For much of the past 18 months, the Campaign for Science and Engineering was regularly asked the same question. It might have been only a few years since the lobby group changed its name from Save British Science, which had started to sound a little odd as Research Council budgets were being doubled. But was it time to change it back?

It is easy to see why such a move might have been worth considering, for if the future of British science had looked reasonably secure when CaSE rebranded itself, at least four significant new threats had recently presented themselves. First, there was the crisis over scientific advice to government, provoked by Alan Johnson’s decision to sack Professor David Nutt as chairman of the Advisory Council on the Misuse of Drugs, without reference to either the Science Minister or the Chief Scientific Adviser. Then there was the spate of libel actions brought against scientists and science writers, most prominently the cases against Peter Wilmshurst and Simon Singh.

The deficit brought on by the financial collapse meant that significant public spending cuts were expected after the general election, regardless of its outcome, and none of the three parties was prepared to guarantee the science budget. On top of that, the favourites to win were the Conservatives, who were pledged to introduce an immigration cap that could prove profoundly damaging to the interests of research.

Perhaps British science still needed saving after all. None of these threats has been eliminated entirely. But to different degrees, all now look a little less severe than they once did, in part because of CaSE’s activities.

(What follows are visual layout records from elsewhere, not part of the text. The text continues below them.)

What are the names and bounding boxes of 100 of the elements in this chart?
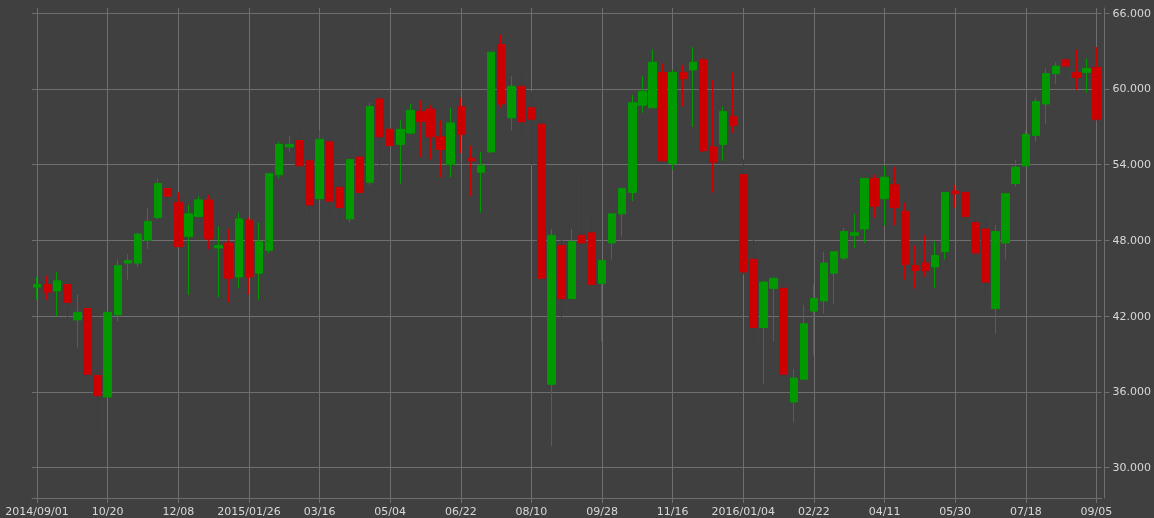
- candlestick: [144, 207, 152, 250]
- candlestick: [921, 234, 929, 278]
- candlestick: [658, 63, 667, 162]
- candlestick: [1062, 50, 1070, 82]
- candlestick: [477, 151, 485, 214]
- candlestick: [578, 175, 586, 246]
- candlestick: [457, 97, 465, 154]
- candlestick: [467, 145, 475, 197]
- candlestick: [204, 194, 213, 250]
- candlestick: [73, 294, 82, 349]
- candlestick: [850, 213, 859, 249]
- x-tick-label: 04/11: [868, 505, 901, 518]
- candlestick: [689, 46, 697, 128]
- x-tick-label: 07/18: [1009, 505, 1042, 518]
- candlestick: [951, 184, 959, 209]
- candlestick: [699, 58, 707, 153]
- x-tick-label: 2016/01/04: [711, 505, 776, 518]
- candlestick: [608, 213, 616, 260]
- candlestick: [386, 119, 394, 198]
- candlestick: [1052, 61, 1060, 85]
- candlestick: [598, 260, 606, 342]
- candlestick: [618, 186, 626, 238]
- x-tick-label: 03/16: [303, 505, 336, 518]
- x-tick-label: 11/16: [656, 505, 689, 518]
- candlestick: [33, 276, 41, 301]
- candlestick: [729, 71, 737, 134]
- candlestick: [214, 225, 223, 298]
- candlestick: [1082, 58, 1091, 94]
- x-tick-label: 06/22: [444, 505, 477, 518]
- candlestick: [1072, 49, 1081, 91]
- candlestick: [265, 172, 273, 254]
- candlestick: [1092, 46, 1101, 121]
- candlestick: [779, 267, 788, 382]
- candlestick: [800, 304, 808, 380]
- candlestick: [890, 166, 899, 226]
- candlestick: [911, 244, 919, 289]
- y-tick-label: 54.000: [1112, 158, 1152, 172]
- candlestick: [830, 251, 838, 305]
- candlestick: [790, 368, 798, 423]
- candlestick: [53, 271, 61, 317]
- y-tick-label: 42.000: [1112, 309, 1152, 323]
- candlestick: [376, 93, 384, 176]
- x-tick-label: 10/20: [91, 505, 124, 518]
- candlestick: [719, 106, 727, 162]
- candlestick: [931, 241, 939, 289]
- y-tick-label: 48.000: [1112, 233, 1152, 247]
- candlestick: [820, 251, 828, 315]
- candlestick: [709, 79, 717, 193]
- candlestick: [810, 284, 818, 356]
- candlestick: [870, 174, 879, 219]
- candlestick: [224, 228, 233, 303]
- x-tick-label: 02/22: [798, 505, 830, 518]
- candlestick: [63, 282, 72, 321]
- candlestick: [124, 253, 132, 281]
- candlestick: [164, 184, 172, 215]
- candlestick: [941, 191, 949, 260]
- candlestick: [557, 234, 566, 323]
- candlestick: [356, 146, 364, 203]
- x-tick-label: 2014/09/01: [5, 505, 69, 518]
- candlestick: [568, 228, 576, 299]
- candlestick: [446, 107, 455, 178]
- candlestick: [275, 141, 283, 179]
- x-tick-label: 09/28: [586, 505, 618, 518]
- candlestick: [1022, 130, 1030, 167]
- candlestick: [880, 165, 889, 226]
- candlestick: [315, 130, 324, 201]
- candlestick: [547, 228, 556, 447]
- candlestick: [840, 227, 848, 262]
- candlestick: [134, 232, 142, 268]
- candlestick: [235, 212, 243, 289]
- y-tick-label: 30.000: [1112, 461, 1152, 475]
- candlestick: [668, 69, 677, 171]
- candlestick: [154, 177, 162, 220]
- y-tick-label: 36.000: [1112, 385, 1152, 399]
- candlestick: [103, 310, 112, 399]
- x-tick-label: 08/10: [515, 505, 548, 518]
- x-tick-label: 09/05: [1080, 505, 1113, 518]
- y-tick-label: 60.000: [1112, 82, 1152, 96]
- candlestick: [487, 51, 495, 153]
- candlestick: [346, 159, 354, 224]
- candlestick: [174, 191, 183, 248]
- candlestick: [43, 275, 51, 301]
- x-tick-label: 2015/01/26: [217, 505, 281, 518]
- candlestick: [83, 303, 92, 376]
- candlestick: [961, 181, 970, 222]
- candlestick: [255, 222, 263, 301]
- candlestick: [245, 217, 253, 296]
- candlestick: [1011, 159, 1020, 187]
- candlestick: [497, 34, 505, 109]
- candlestick: [588, 210, 596, 288]
- candlestick: [860, 177, 869, 244]
- candlestick: [285, 135, 294, 153]
- candlestick: [93, 364, 102, 437]
- candlestick: [901, 201, 909, 281]
- candlestick: [1032, 97, 1040, 143]
- candlestick: [366, 102, 374, 186]
- candlestick: [1042, 68, 1050, 125]
- x-tick-label: 05/30: [939, 505, 972, 518]
- candlestick: [507, 75, 516, 131]
- candlestick: [679, 64, 687, 108]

Together with allied groups such as Sense About Science, CaSE played an important role in leading the scientific community’s response to the Nutt affair and the libel reform campaign, with tangible results in each instance. A set of principles guaranteeing the independence of scientific advisers has now been incorporated into the ministerial code, and though somewhat weaker than might have been hoped for, these should help to prevent future ministers from acting like Mr Johnson. All three main parties committed themselves to reforming the libel laws in their manifestoes, and a bill is expected next year.

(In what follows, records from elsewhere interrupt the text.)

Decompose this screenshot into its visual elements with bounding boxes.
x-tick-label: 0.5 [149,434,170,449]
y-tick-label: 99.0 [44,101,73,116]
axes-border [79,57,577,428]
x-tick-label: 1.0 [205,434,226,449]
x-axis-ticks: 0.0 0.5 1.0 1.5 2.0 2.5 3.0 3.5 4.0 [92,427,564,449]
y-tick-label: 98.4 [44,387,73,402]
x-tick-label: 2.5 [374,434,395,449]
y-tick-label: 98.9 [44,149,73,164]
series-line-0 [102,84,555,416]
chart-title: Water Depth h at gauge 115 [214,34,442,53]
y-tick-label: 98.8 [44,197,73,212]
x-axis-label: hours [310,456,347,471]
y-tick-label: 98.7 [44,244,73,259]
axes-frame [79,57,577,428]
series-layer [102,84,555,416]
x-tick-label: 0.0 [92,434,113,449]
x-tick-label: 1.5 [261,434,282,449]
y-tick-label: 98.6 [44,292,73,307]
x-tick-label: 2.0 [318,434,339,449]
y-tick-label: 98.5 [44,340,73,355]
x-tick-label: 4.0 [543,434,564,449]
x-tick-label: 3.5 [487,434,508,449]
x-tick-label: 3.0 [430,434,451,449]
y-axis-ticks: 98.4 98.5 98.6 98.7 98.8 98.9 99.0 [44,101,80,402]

On funding and the immigration cap, CaSE have led the way to great effect. In the months ahead of the Spending Review, it was instrumental in marshalling the arguments that transformed a proposed 25% cash cut for science into a flat cash settlement.

Senior government figures have told me that a letter to The Times signed by several business leaders, organised by CaSE, was extremely helpful to David Willetts and Vince Cable as they argued for science funding with the Treasury. This was followed by the Science is Vital campaign, which made it clear to ministers that a substantial constituency would be watching the science settlement closely the next time they cast their votes. CaSE and Science is Vital kept the issue high on the media agenda, particularly in The Times and The Guardian, which both ran supportive leaders. The outcome of the Spending Review was not ideal – flat cash still means a real terms cut of about 10% – but it was considerably better than might have been expected.

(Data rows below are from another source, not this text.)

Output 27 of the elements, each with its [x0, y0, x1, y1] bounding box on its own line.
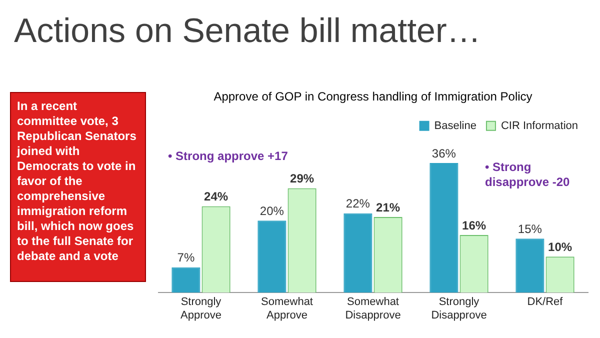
- x-tick-label: DK/Ref: [527, 296, 564, 308]
- data-label: 36%: [432, 146, 456, 160]
- data-label: 15%: [518, 222, 542, 236]
- annotation: • Strong approve +17: [168, 149, 289, 164]
- x-tick-label: Strongly Disapprove: [431, 296, 487, 322]
- data-label: 24%: [204, 190, 228, 204]
- bar: [516, 238, 544, 293]
- data-label: 20%: [260, 204, 284, 218]
- data-label: 7%: [177, 250, 195, 265]
- bar: [172, 267, 200, 293]
- data-label: 10%: [548, 240, 572, 254]
- annotation: • Strong disapprove -20: [485, 160, 571, 190]
- chart-subtitle: Approve of GOP in Congress handling of Immigration Policy: [214, 90, 532, 104]
- data-label: 21%: [376, 200, 400, 214]
- data-label: 29%: [290, 172, 314, 186]
- legend-label: Baseline: [434, 120, 476, 132]
- bar: [258, 220, 286, 293]
- x-tick-label: Somewhat Approve: [261, 296, 313, 322]
- bar: [430, 163, 458, 293]
- bar: [344, 213, 372, 293]
- x-tick-label: Strongly Approve: [180, 296, 222, 322]
- data-label: 22%: [346, 196, 370, 211]
- x-tick-label: Somewhat Disapprove: [345, 296, 401, 322]
- legend-label: CIR Information: [500, 120, 578, 132]
- chart-title: Actions on Senate bill matter…: [14, 12, 481, 51]
- text: In a recent committee vote, 3 Republican Senators joined with Democrats to vote in favor of the comprehensive immigration reform bill, which now goes to the full Senate for debate and a vote: [17, 99, 136, 263]
- data-label: 16%: [462, 218, 486, 232]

On immigration, CaSE’s efforts again seem to have had a significant influence. Particularly important was the letter to The Times from eight Nobel prize-winners, including the two new Russian-born laureates, Andre Geim and Konstantin Novoselov, published on October 7. It thrust the damaging effects of the cap on science onto the front pages, forcing ministers to think hard about how they might be mitigated.

British science may not quite need saving any more, but what all these issues highlight is the continued need for the community of those who care about it to remain politically vigilant and active. They also show that well-directed lobbying of the sort CaSE has led can have considerable effects.